All of the UK’s living former cabinet secretaries have backed a call to toughen up ethical standards for public figures, as a row over MPs' conduct rolls on.
The five peers – Robin Butler, whose decade as cab sec began in 1988, and his successors Richard Wilson, Andrew Turnbull, Gus O’Donnell and Mark Sedwill, who stepped down last year – have urged the government to adopt the recommendations of the Committee on Standards in Public Life’s recent review “to ensure public confidence in the integrity of our public life”.
The recommendations include putting standards bodies on a statutory footing; enforcing “meaningful sanctions” for those that break lobbying rules; and introducing greater independent oversight of the ministerial code.
“We recognise that this is not straightforward as we support public-private interchange and are mindful of the legal constraints on restricting the ability to find employment, but the report suggests ways in which the rules could be usefully reinforced,” the former officials wrote in a letter to The Times.
The letter was in support of a Times editorial that said restoring trust in the integrity of Britain’s political system would require “more than words”, following the government’s botched attempt to hurriedly overhaul the standards process for MPs.
Ministers quickly U-turned on the reforms, which would have shelved the suspension of Conservative MP Owen Paterson after he broke lobbying rules, following a backlash. Since then, allegations have emerged that several MPs may have breached parliamentary rules.
The five ex-cab secs echoed CSPL’s call to enforce the ministerial code “strictly”, cautioning that “the system in place needs ways of recognising that some breaches are more important than others”.

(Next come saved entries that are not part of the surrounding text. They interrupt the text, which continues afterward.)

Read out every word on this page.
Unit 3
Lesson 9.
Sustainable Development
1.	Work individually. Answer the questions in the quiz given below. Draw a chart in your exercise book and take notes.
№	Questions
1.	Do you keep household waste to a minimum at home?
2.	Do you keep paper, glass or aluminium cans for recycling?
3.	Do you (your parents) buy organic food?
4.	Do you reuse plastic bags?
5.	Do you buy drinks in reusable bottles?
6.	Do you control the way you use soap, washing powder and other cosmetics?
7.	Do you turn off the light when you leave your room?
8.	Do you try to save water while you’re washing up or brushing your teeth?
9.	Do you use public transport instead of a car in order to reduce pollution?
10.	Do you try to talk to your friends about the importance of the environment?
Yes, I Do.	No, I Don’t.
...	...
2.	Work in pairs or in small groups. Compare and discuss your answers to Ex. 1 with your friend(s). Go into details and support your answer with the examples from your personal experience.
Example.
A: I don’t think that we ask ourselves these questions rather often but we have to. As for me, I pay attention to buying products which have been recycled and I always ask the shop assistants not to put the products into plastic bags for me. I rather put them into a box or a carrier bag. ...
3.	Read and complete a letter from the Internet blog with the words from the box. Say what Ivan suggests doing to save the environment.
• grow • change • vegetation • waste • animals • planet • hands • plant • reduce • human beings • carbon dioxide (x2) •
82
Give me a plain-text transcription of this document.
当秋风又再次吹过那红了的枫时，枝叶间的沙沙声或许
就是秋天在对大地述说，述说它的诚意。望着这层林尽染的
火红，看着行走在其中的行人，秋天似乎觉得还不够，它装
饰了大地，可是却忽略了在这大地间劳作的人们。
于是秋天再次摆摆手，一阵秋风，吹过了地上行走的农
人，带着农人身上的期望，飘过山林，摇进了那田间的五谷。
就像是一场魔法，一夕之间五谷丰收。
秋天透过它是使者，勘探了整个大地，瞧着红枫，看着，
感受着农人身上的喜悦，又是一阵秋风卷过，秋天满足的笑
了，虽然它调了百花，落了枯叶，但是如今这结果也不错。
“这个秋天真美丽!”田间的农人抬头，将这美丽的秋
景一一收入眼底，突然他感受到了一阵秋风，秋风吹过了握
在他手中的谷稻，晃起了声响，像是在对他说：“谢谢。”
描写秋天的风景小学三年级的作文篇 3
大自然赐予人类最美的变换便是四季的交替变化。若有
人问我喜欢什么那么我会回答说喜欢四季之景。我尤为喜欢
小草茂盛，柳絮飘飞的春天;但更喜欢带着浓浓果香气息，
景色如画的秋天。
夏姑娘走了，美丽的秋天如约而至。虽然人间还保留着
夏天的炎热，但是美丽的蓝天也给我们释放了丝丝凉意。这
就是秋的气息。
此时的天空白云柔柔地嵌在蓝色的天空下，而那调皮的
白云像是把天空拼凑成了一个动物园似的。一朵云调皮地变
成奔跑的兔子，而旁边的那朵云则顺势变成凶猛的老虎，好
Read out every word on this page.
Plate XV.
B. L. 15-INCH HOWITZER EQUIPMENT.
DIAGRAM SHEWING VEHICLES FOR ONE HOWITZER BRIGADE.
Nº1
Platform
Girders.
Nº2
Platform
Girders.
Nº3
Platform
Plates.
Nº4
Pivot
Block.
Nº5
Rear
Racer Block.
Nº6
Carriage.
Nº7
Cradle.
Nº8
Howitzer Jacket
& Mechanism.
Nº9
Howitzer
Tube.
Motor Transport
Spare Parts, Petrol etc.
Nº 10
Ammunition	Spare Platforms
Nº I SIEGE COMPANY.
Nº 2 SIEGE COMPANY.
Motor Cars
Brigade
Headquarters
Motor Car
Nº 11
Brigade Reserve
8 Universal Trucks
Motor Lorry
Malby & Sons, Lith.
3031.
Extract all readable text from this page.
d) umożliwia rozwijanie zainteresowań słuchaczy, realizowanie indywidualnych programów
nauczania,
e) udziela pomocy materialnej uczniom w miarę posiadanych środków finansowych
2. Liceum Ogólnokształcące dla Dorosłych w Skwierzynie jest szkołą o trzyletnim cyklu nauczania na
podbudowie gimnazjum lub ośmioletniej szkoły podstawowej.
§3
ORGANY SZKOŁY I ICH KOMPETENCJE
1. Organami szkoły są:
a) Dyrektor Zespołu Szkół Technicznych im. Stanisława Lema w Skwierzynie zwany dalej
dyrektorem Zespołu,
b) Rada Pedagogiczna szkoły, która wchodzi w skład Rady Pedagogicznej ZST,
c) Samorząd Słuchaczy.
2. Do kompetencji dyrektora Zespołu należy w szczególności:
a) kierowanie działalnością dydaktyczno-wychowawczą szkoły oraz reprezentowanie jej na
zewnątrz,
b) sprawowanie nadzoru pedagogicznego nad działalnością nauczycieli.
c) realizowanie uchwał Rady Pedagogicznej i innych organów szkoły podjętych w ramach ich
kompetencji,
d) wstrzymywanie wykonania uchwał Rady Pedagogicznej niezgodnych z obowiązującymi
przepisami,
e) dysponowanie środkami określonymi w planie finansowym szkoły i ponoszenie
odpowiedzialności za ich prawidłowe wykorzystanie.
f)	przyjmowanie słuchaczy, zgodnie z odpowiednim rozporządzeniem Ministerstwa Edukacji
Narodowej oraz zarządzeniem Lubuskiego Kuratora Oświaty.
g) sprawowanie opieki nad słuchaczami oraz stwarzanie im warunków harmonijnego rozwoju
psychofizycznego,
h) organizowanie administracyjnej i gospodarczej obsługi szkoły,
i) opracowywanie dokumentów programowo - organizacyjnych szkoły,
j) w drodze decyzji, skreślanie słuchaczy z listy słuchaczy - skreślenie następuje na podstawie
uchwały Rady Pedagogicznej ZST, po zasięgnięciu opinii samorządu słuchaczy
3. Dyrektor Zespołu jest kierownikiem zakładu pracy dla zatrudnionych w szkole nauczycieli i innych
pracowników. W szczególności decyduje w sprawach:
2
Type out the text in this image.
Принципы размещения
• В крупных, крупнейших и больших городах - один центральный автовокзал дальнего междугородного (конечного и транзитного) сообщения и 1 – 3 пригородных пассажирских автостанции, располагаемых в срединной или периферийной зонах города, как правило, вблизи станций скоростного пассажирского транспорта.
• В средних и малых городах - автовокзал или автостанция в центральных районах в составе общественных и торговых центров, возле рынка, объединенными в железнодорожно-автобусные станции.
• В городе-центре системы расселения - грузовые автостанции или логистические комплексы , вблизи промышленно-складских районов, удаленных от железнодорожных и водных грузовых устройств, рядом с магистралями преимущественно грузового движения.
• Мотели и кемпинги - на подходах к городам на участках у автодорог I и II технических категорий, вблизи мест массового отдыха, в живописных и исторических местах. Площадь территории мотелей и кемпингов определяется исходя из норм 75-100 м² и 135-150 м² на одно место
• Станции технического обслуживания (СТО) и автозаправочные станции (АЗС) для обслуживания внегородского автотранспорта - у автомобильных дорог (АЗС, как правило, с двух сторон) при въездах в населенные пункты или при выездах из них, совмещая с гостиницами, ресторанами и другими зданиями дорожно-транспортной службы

“Rules, though, will only take us so far. Good people will behave well. Bad people may find ways round whatever rules there are, and we should aim to frame regulations to make cheating them harder,” they wrote.
“But ultimately we need all in positions of trust to set an example: as Lord Evans of Weardale said, our political system is a common good that we all have a responsibility to preserve and improve.”
Jonathan Evans, CSPL’s chair, said in a speech shortly after the botched reform attempt that the move was “deeply at odds with the best traditions of British democracy”.
“It cannot be right that MPs should reject, after one short debate, the conclusions of the independent commissioner for standards and the House of Commons Committee on Standards – conclusions that arose from an investigation lasting two years,” he said.
'I regret if the words I used have given the impression of having fallen short'
As the ex cab secs were writing to The Times, business secretary Kwasi Kwarteng was writing to standards commissioner Kathryn Stone after suggesting she should consider resigning.
After MPs backed the move to overhaul the standards process at the start of this month, Kwarteng said it was “difficult to see what the future of the commissioner” – who had concluded Paterson had broken lobbying rules – would be “given the fact that we're reviewing the process, and we're overturning and trying to reform this whole process”.
He said after the vote that it was “up to the commissioner to decide her position”.
In a letter to Stone, the business secretary has now said he should have “chosen [his] words more carefully”.
"I did not mean to express doubt about your ability to discharge your role and I apologise for any upset or distress my choice of words may have caused,” the letter, published last night, read.
"I recognise that it is incumbent on ministers to adhere to the high standards of the ministerial code, including ensuring that our words are carefully chosen and that we treat others with consideration and respect,” he added.
"I therefore regret if the words I used on this occasion have given the impression of having fallen short of these high standards."